Flux: Helm operator on AKS randomly deletes releases

Created on 15 Oct 2018 · 3Comments · Source: fluxcd/flux

When Tiller runs in AKS (Azure's hosted Kubernetes service), it sometimes gets into an inconsistent state because of a combination of a known networking issue in AKS (Azure's hosted Kubernetes service) and client-go not handling intermittent network failures nicely.

This causes the helm operator to occasionally reinstall a release (instead of upgrading it as it should), which fails because the release already exists. The helm operator then purges the "failed" release.

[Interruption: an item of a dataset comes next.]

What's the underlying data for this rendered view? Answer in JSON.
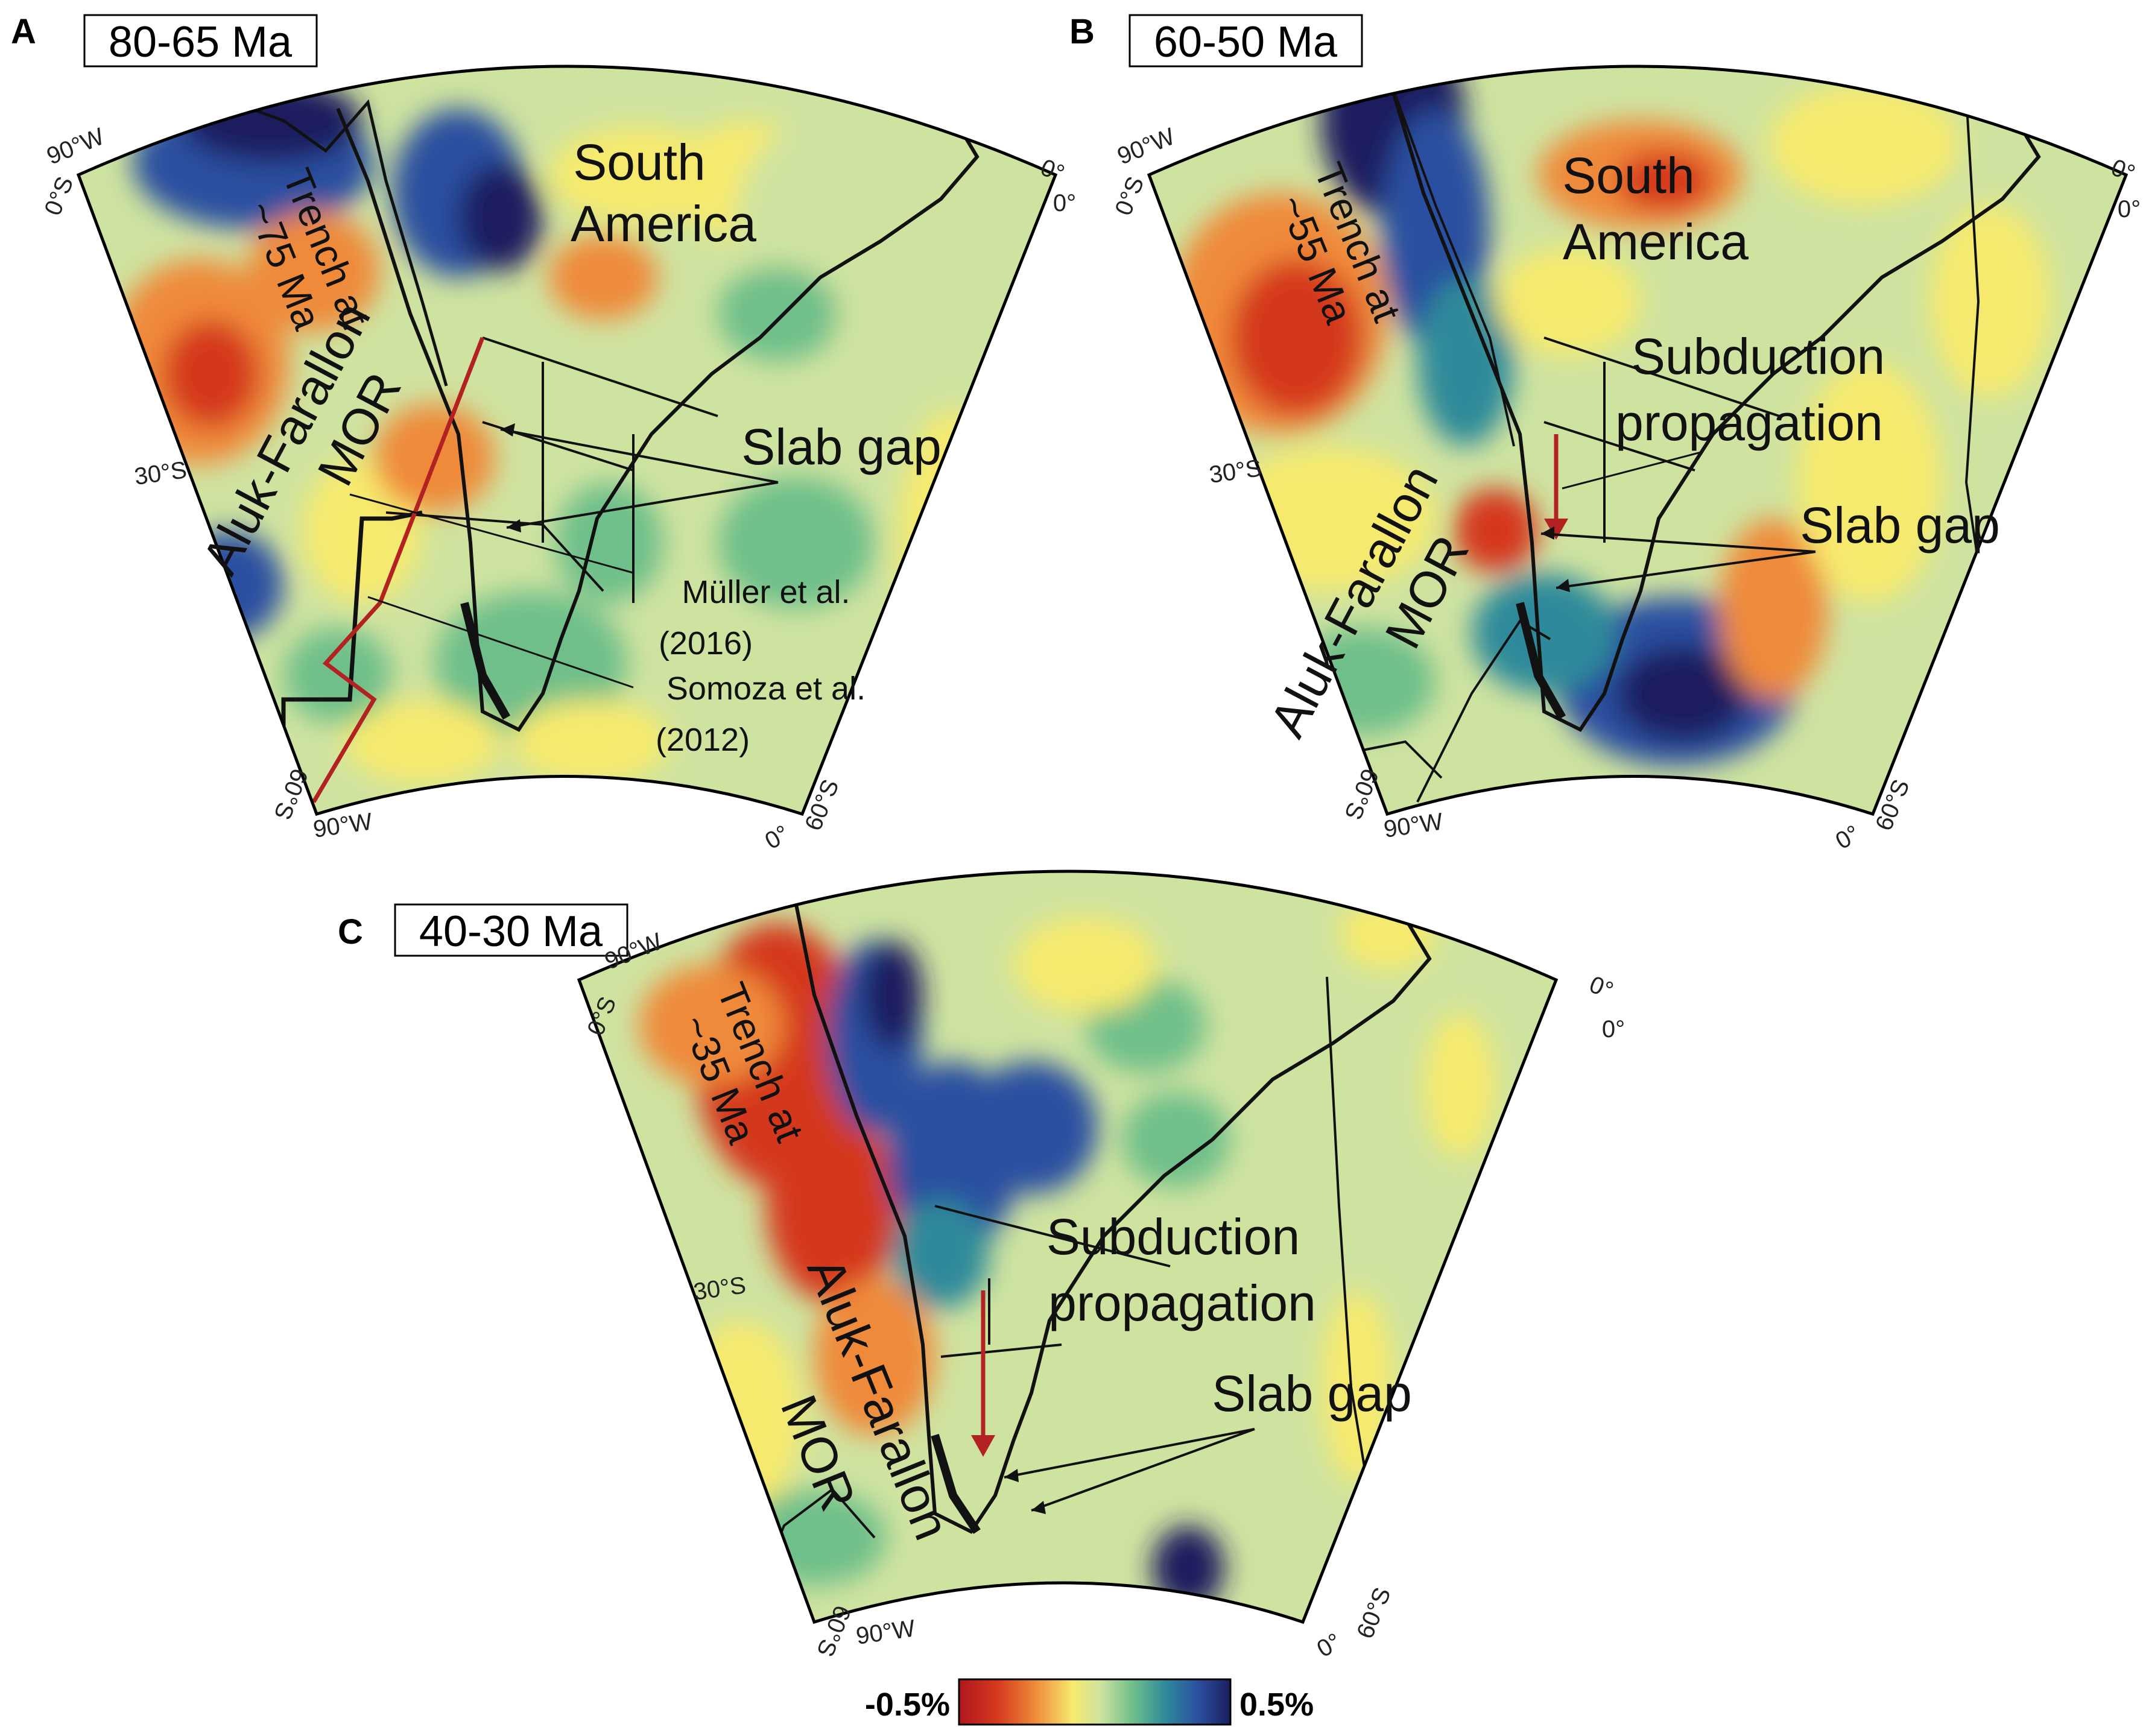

A workaround for this (until the AKS team can apply it globally) is to apply the environment variables mentioned in Azure/AKS#676 to the helm operator pod.

FAQ helm

Source

brantb

Most helpful comment

Resolved in #1530

stefanprodan on 19 Nov 2018

🎉3

All 3 comments

1446 adds an `extraEnvs` value to the helm chart, so you can apply the workaround like so:

helmOperator:
  extraEnvs:
  - name: KUBERNETES_PORT_443_TCP_ADDR
    value: <your-fqdn-prefix>.hcp.<region>.azmk8s.io
  - name: KUBERNETES_PORT
    value: tcp://<your-fqdn-prefix>.hcp.<region>.azmk8s.io:443
  - name: KUBERNETES_PORT_443_TCP
    value: tcp://<your-fqdn-prefix>.hcp.<region>.azmk8s.io:443
  - name: KUBERNETES_SERVICE_HOST
    value: <your-fqdn-prefix>.hcp.<region>.azmk8s.io

brantb on 15 Oct 2018

Are there any fixes we can apply within helm-op itself?